The first Father Brown story written and published was "The Blue Cross."  If you are unfamiliar with this story, Father Brown is able to recognize the famous thief Flambeau who is disguised as a priest.  He does so for a variety of reasons, but my favorite is when Father Brown because he "attacked reason...It's bad theology."  I wonder if Father Brown would be able to snoop out false priests and clergymen now by a similar test.
And this, by the way, is the great flaw in the recent BBC version with Mark Williams.  At first glance, it seemed like a great idea.  Though Mark Williams is too large of a man to really play the unassuming priest, in other ways he seems a perfect fit.  But if Father Brown's theology isn't sound, he isn't a good detective.
But I digress.  
In "The Blue Cross" both the thief Flambeau and the detective Valentin underestimate a simple priest's ability to recognize evil because what could someone who lives a celibate, religious life know of evil?  Father Brown reminds them, "Has it never struck you that a man who does next to nothing but hear men's real sins is not likely to be wholly unaware of human evil?"
The preface of my annotated edition quotes a story Chesterton tells in his autobiography of the idea of Father Brown's knowledge of evil coming from such an innocent source.  Father Brown was based off the real Father O'Connor.  This priest impressed two Cambridge undergrads with his knowledge of "things as Palestrina and Baroque architecture, but when the priest left the room one of them remarked: 
All the same, I don't believe his sort of life is the right one. It's all very well to like religious music and so on, when you're all shut up in a sort of cloister and don't know anything about the real evil in the world. But I don't believe that's the right ideal. I believe in a fellow coming out into the world, and facing the evil that's in it, and knowing something about the dangers and all that.
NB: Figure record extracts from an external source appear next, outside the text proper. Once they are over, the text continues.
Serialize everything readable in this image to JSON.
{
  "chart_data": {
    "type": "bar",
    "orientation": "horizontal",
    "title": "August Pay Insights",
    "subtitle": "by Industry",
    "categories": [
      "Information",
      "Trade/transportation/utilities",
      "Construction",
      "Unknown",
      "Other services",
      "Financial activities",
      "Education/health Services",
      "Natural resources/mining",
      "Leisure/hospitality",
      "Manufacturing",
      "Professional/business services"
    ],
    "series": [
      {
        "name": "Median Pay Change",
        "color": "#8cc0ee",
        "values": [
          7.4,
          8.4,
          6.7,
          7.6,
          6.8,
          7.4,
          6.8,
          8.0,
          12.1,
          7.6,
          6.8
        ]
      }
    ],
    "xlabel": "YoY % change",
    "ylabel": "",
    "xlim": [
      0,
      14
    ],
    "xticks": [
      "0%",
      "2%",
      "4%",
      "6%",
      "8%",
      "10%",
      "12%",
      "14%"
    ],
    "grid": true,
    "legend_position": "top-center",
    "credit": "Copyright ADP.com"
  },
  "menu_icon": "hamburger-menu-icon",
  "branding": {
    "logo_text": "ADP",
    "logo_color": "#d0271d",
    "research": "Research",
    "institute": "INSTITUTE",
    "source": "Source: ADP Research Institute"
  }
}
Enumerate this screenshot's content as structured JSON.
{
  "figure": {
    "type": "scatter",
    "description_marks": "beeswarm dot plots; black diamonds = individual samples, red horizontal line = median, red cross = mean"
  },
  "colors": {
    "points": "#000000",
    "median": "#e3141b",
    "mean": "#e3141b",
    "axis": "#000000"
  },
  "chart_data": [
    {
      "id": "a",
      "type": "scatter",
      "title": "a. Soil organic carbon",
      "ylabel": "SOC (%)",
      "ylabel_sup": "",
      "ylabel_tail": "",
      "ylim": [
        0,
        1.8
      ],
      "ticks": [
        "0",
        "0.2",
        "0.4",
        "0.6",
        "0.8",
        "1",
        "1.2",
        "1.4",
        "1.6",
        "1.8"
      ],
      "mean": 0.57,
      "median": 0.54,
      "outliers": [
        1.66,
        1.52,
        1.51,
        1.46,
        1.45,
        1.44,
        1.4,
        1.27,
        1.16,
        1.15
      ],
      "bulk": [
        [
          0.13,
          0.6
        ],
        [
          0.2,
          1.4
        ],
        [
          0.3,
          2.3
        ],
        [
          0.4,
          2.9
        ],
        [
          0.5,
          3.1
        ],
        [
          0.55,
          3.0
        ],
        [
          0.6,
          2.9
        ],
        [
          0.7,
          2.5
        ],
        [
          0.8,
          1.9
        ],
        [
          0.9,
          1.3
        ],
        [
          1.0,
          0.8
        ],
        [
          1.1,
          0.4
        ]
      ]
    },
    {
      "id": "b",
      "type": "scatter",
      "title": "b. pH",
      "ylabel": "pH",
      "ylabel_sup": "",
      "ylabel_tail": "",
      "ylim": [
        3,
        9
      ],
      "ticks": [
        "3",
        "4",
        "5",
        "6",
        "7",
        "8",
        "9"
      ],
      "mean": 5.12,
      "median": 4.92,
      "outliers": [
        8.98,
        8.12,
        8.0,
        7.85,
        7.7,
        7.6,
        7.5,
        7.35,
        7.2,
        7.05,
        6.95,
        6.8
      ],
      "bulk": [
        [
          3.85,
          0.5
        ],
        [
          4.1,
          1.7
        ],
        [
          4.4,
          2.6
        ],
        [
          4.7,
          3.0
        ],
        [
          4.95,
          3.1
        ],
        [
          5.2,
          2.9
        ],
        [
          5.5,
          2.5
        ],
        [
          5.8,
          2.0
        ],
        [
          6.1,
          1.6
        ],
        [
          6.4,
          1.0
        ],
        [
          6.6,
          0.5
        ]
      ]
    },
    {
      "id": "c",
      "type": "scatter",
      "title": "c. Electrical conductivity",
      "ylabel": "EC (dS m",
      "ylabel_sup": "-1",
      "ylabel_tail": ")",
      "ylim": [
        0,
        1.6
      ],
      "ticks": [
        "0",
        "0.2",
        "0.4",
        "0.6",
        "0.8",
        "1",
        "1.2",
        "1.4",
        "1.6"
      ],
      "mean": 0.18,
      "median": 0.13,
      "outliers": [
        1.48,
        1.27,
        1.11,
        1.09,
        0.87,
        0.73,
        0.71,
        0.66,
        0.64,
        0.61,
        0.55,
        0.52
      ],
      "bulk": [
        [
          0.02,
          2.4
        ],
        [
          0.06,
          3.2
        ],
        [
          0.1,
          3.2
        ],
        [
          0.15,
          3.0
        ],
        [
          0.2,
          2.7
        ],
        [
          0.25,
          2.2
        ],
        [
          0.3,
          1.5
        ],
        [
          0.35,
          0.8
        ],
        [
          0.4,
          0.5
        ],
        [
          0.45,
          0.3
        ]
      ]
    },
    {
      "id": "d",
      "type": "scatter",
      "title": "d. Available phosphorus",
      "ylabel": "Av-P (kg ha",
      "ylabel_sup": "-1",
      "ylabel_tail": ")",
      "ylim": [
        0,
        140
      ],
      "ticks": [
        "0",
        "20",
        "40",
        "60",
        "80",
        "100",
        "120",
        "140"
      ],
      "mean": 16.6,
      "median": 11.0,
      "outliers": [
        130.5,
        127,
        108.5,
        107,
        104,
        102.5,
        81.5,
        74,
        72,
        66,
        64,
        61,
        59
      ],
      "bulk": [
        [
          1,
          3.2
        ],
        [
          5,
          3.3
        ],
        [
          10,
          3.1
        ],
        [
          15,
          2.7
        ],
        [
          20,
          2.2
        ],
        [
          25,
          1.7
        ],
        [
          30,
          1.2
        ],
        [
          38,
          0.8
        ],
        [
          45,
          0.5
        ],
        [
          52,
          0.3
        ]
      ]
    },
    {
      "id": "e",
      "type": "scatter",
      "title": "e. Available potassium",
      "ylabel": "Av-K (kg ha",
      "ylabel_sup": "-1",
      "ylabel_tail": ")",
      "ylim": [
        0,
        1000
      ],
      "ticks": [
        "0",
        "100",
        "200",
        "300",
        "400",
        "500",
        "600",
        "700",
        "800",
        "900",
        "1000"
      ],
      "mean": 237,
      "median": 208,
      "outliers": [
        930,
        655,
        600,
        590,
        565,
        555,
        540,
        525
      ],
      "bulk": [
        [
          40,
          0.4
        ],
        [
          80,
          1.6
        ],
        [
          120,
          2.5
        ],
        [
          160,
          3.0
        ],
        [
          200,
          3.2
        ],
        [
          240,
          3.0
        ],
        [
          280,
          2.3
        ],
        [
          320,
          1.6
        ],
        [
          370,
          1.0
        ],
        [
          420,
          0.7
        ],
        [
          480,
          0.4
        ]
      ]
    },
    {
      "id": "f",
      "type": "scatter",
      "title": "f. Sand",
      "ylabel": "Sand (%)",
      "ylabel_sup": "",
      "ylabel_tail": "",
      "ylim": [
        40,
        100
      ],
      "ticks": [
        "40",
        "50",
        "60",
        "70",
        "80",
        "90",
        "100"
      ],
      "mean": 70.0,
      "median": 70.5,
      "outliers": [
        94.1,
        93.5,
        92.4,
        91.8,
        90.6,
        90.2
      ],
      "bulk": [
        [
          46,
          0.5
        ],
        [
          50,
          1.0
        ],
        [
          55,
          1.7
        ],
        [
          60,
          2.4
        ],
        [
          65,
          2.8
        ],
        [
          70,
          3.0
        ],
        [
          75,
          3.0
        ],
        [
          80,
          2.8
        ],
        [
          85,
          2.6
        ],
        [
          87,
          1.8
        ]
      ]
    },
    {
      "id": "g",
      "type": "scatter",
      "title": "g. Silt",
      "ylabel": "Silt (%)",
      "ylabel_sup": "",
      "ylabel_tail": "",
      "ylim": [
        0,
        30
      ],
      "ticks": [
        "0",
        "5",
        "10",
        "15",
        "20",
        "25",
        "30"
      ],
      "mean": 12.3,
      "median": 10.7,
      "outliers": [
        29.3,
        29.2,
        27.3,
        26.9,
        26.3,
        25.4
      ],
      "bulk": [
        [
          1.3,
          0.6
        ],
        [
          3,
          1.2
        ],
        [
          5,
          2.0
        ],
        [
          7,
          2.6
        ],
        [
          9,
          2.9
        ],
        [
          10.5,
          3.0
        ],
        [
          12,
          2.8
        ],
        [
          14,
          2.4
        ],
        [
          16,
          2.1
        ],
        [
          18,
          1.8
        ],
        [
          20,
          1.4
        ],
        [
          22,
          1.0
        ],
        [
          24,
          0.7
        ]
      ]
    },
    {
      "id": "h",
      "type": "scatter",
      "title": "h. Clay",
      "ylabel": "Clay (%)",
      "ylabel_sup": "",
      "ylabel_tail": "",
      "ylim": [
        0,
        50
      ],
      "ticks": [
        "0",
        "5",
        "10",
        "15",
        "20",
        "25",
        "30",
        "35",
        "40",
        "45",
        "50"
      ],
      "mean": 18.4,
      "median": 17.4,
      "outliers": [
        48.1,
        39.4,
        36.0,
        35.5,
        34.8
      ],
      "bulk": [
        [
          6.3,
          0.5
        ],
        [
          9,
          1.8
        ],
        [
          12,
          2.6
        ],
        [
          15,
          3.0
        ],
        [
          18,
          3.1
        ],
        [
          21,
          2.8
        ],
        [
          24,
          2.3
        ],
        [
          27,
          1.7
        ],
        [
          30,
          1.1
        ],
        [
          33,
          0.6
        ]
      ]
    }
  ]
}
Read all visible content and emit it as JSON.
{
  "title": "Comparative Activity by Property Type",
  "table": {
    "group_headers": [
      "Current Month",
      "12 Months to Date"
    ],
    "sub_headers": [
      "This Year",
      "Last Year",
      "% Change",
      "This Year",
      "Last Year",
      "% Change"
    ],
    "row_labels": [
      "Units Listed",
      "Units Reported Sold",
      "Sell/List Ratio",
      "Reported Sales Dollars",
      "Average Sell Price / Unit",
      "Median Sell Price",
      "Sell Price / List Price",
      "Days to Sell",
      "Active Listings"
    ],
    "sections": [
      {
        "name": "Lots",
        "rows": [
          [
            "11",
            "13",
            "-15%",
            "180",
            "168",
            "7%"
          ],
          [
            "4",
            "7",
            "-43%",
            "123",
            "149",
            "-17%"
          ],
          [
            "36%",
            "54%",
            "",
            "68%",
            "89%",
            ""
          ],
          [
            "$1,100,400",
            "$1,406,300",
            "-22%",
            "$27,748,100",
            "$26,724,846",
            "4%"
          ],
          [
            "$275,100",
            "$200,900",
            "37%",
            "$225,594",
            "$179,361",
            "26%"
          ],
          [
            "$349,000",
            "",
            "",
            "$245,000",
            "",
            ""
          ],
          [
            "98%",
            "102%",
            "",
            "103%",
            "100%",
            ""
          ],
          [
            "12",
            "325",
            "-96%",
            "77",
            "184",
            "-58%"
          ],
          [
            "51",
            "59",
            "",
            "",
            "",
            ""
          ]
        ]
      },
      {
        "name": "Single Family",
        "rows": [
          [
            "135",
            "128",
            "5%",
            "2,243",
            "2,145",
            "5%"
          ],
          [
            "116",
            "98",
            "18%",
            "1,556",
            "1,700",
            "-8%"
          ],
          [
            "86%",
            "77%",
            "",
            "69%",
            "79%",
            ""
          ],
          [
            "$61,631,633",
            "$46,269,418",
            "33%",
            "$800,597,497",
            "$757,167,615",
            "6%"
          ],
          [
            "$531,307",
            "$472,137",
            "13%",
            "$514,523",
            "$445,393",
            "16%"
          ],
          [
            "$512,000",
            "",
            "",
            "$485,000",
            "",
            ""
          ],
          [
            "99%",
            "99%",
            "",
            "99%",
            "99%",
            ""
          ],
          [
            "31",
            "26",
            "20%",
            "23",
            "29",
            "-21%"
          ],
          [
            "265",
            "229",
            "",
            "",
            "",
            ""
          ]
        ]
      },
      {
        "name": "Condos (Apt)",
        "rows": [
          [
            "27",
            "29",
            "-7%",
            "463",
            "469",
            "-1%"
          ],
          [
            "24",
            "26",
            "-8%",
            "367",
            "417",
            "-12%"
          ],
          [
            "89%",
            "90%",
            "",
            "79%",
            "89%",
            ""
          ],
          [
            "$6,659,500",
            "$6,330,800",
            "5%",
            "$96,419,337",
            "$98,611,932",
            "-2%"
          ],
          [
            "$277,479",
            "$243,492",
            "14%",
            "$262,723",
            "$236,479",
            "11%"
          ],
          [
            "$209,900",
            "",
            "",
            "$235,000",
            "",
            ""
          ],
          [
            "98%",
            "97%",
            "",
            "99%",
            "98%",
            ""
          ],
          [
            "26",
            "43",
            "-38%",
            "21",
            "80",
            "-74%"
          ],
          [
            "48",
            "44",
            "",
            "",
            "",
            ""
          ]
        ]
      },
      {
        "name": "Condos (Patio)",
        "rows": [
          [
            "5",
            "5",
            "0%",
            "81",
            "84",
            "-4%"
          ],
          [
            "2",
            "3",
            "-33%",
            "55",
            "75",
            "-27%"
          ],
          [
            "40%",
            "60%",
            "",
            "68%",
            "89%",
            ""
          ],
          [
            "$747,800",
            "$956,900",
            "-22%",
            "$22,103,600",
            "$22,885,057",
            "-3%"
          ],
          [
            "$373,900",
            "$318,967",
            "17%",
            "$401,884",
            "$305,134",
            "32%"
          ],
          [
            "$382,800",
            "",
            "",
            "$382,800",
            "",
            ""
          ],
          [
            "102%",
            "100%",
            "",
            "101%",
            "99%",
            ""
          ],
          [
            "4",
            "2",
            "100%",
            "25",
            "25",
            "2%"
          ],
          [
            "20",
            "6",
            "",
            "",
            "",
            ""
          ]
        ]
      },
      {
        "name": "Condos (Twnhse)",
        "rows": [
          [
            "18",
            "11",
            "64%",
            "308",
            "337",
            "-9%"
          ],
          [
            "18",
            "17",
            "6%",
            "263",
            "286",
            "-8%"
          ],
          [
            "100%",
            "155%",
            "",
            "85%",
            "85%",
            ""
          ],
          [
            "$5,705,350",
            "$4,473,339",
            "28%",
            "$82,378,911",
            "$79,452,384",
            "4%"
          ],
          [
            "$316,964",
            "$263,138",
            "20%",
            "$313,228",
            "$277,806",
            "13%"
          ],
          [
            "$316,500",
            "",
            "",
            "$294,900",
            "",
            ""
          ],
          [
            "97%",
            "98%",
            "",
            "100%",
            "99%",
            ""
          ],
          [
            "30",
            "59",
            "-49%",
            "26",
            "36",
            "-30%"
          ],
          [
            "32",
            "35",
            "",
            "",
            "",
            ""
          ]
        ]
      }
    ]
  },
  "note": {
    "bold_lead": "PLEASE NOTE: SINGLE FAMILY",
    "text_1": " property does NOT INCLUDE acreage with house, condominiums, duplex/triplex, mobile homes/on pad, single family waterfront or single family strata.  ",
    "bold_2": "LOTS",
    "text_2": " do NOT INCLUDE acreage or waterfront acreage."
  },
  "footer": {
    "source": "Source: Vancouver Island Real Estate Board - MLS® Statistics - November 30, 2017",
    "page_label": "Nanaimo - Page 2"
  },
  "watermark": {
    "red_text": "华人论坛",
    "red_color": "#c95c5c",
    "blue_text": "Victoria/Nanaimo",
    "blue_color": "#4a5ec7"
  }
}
It's a very beautiful thing to be innocent and ignorant; but I think it's a much finer thing not to be afraid of knowledge." 
To me, still almost shivering with the appallingly practical facts of which the priest had warned me, this comment came with such a colossal and crushing irony, that I nearly burst into a loud harsh laugh in the drawing-room. For I knew perfectly well that, as regards all the solid Satanism which the priest knew and warred against with all his life, these two Cambridge gentlemen (luckily for them) knew about as much of real evil as two babies in the same perambulator. 
And there sprang up in my mind the vague idea of making some artistic use of these comic yet tragic cross-purposes; and constructing a comedy in which a priest should appear to know nothing and in fact know more about crime than the criminals. "
Innocence is not the same thing as ignorance.  But how can a man be exposed to so much evil and yet remain innocent?  I wonder how Chesterton or Father Brown would react to the sex abuse scandals in the Catholic church?  I feel they would do so with some compassion for the fragility of men.  After all, Father Brown's primary goal in solving crime was to save the criminal from himself.  It makes sense that constant exposure to evil could corrupt a man's soul.
Interestingly, the Protestant church has plenty examples of the opposite effect.  We Protestants rarely confess our sins.  Often we are shield our children so much from evil that when it comes upon them, they are completely defenseless.  Josh Dugger comes to mind. The Christian musician Audrey Assad gave a testimony about her addiction to pornography.  She said that when she first stumbled on it, she didn't know what it was.  She literally had never even heard the word pornography before.
So, if neither ignorance nor knowledge create innocence, what do we do?  Well, Father Brown, with an eye on sound theology, to lean into the cross.  "The Innocence of Father Brown" is holiness.